Lors de visites de groupes de lecteurs partout en Amérique du Nord et dans un certain nombre de pays étrangers, ces trois démérites de la révélation semblent toujours émerger naturellement dans les communautés de lecteurs comme des pierres de touche symboliques d’un engagement partagé envers les enseignements de la révélation. Le souper du souvenir est considéré comme un « rendez-vous symbolique avec Micaël ». Les prières de la section 5 du document 144 sont souvent utilisées à des fins liturgiques. Le symbole des cercles concentriques est invariablement utilisé sous la forme d’une bannière ou d’une grande affiche devant les salles où se tiennent les réunions. Il est également utilisé d’une manière similaire au symbole du poisson du christianisme primitif pour guider les gens vers les lieux où se tiennent les réunions - - sur les panneaux indicateurs dans les parkings ou le long des allées.
Ces trésors religieux sont honorés lorsque nous les utilisons aux fins religieuses pour lesquelles ils ont été fournis. Nous les profanons (« désacralisons ») lorsque nous les utilisons à des fins autres que celles avec lesquelles ils sont directement identifiés dans la révélation elle-même.

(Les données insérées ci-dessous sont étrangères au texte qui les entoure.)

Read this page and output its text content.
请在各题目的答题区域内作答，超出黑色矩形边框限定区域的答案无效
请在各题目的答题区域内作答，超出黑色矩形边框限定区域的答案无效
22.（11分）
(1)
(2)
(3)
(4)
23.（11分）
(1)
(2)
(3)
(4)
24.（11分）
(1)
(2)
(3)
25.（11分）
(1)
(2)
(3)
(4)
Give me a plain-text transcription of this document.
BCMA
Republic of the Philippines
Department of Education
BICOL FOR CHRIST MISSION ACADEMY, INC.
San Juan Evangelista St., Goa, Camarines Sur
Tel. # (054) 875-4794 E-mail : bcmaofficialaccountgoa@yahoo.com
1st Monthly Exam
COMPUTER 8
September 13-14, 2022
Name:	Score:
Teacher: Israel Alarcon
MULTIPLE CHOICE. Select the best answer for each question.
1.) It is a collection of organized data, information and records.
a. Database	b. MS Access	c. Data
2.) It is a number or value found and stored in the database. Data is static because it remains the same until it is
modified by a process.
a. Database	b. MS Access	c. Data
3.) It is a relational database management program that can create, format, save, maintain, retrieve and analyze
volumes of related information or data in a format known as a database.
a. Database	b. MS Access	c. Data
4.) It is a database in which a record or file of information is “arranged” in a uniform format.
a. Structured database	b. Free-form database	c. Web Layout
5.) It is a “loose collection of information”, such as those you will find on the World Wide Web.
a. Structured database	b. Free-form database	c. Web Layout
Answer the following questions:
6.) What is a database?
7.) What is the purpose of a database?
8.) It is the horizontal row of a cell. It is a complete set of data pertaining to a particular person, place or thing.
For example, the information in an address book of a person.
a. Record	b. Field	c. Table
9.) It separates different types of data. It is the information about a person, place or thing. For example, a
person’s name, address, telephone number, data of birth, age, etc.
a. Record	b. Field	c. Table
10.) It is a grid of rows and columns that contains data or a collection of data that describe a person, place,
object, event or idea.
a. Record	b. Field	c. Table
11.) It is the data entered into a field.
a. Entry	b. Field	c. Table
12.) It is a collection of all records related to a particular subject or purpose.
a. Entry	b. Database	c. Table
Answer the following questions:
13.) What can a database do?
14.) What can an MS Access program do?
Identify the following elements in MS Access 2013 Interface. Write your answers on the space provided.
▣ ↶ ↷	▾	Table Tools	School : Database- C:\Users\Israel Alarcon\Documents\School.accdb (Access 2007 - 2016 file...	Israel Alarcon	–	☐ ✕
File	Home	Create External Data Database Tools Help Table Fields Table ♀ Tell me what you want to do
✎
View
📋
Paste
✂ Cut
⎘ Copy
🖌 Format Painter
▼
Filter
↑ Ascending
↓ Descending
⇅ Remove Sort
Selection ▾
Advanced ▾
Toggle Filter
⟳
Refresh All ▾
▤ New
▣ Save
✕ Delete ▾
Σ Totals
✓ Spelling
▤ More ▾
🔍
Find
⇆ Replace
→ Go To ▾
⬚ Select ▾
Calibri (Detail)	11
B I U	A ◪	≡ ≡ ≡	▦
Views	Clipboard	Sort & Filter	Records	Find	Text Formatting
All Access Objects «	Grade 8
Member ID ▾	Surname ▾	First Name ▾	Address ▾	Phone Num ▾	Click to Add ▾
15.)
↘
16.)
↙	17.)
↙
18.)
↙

En raison de la nature religieuse de ces symboles, la responsabilité de leur protection ne peut incomber qu’aux lecteurs et aux croyants. Le pouvoir spirituel de ces outils symboliques avec lesquels les générations futures d’Urantiens pourraient faciliter l’apparition d’un nouvel âge de religion sur notre monde dépend des choix que chacun de nous fait dans sa vie quotidienne – des choix quant à la manière dont nous utiliserons, comprendrons, honorerons. et préserver les symboles sacrés de la cinquième révélation d’époque.
David Kantor est lecteur depuis 1968. Il gère les services Internet de la Fellowship et est président du Comité international des bourses.